The Beeb reports that the British Museum is piloting a VR program for visitors to explore a Bronze Age roundhouse, with the potential to expand into a wide variety of other departments. I’ll look forward to see how this develops!

And with that, here’s this week’s roundup.

From Archaeology.org:

A mosaic floor depicting a menorah has been discovered in a Byzantine era synagogue at Horvat Kur in Israel.

Drinking with the fam’ has never been so apt as at this site in Tennessee where what was once a 1920s speakeasy has been revealed to be a Native American burial ground.

Discoveries on Jamestown Island continue with Irish pennies and the matchlock firing mechanisms from two muskets.

Remains of the monumental city gates of Gath in Tel Zafit National Park have been identified. The site, thought to be the Philistine city of Gath, the home of Goliath, was occupied in the 10th century BCE.

Petroglyphs discovered in Siberia may turn out to be the area’s oldest.

A series of pots and jars have been discovered at Edfu in Egypt, including some beautiful alabaster pieces.

And a mass grave in China may point to a prehistoric epidemic, forcing the people of the area to pile the bodies of victims in a house and burn it.

From the Smithsonian:

Scientists have developed a model to determine the nature of the earthquake that struck Nepal in April of this year. Their research has identified resonance waves in the basin around Kathmandu as the reason why taller buildings, which had survived previous earthquakes in the region, collapsed this time around.

Information has come to light about the Isabella Stewart Gardner Museum robbery in 1990, which still remains unsolved.

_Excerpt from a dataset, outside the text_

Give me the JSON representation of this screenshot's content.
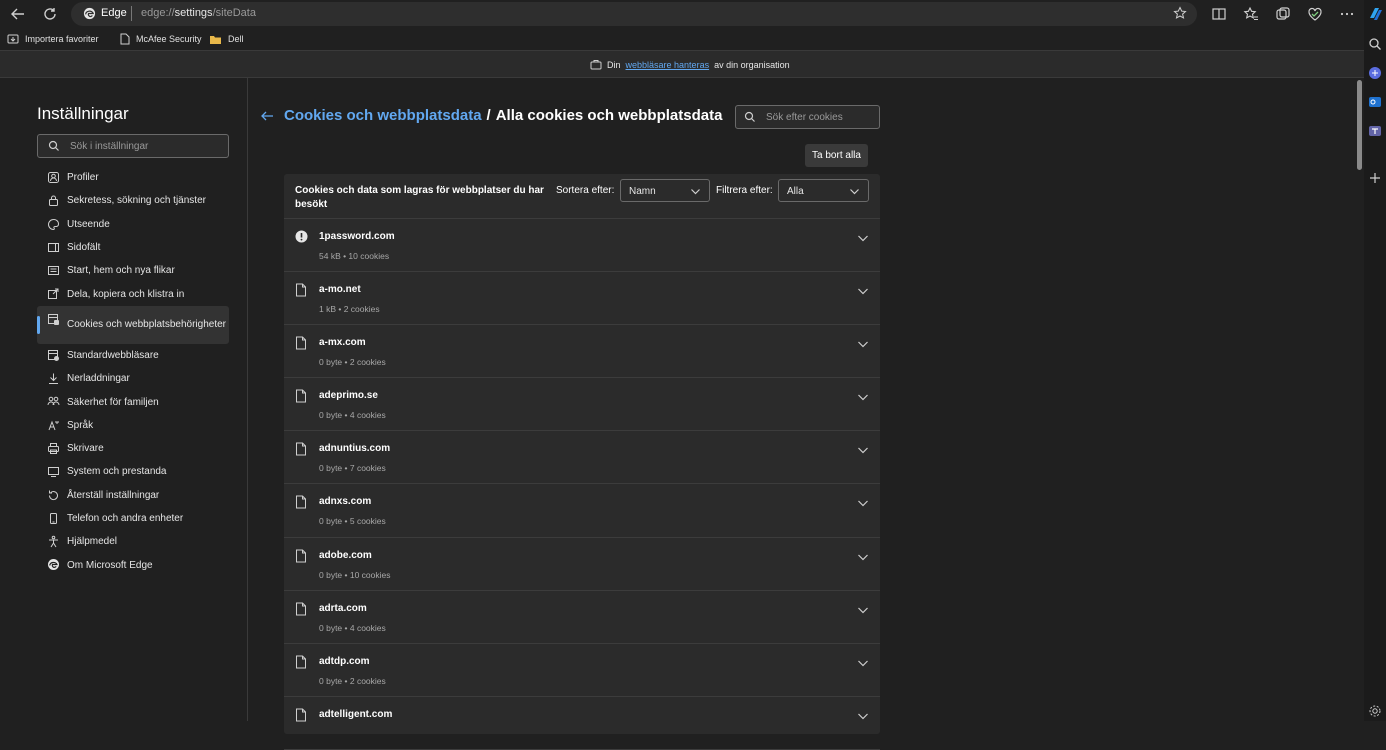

A $5 million reward is being offered for information leading to the recover of all 13 stolen pieces in good condition.

And the mystery surrounding an inscription on the blade of a medieval sword continues.

From Biblical Archaeology:

A neat review of the recent dig season at Tel Kabri, and the discovery of the oldest and largest wine cellar from the Ancient Near East.

And news about a new Iron Age settlement will be coming down the pipeline in due course. Stay tuned!

And from The Guardian:

A new exhibit in Paris will showcase artefacts recovered from a vast submerged site in Egypt. There are some stunning pieces here, so if you’re in Paris, I highly recommend going to see it!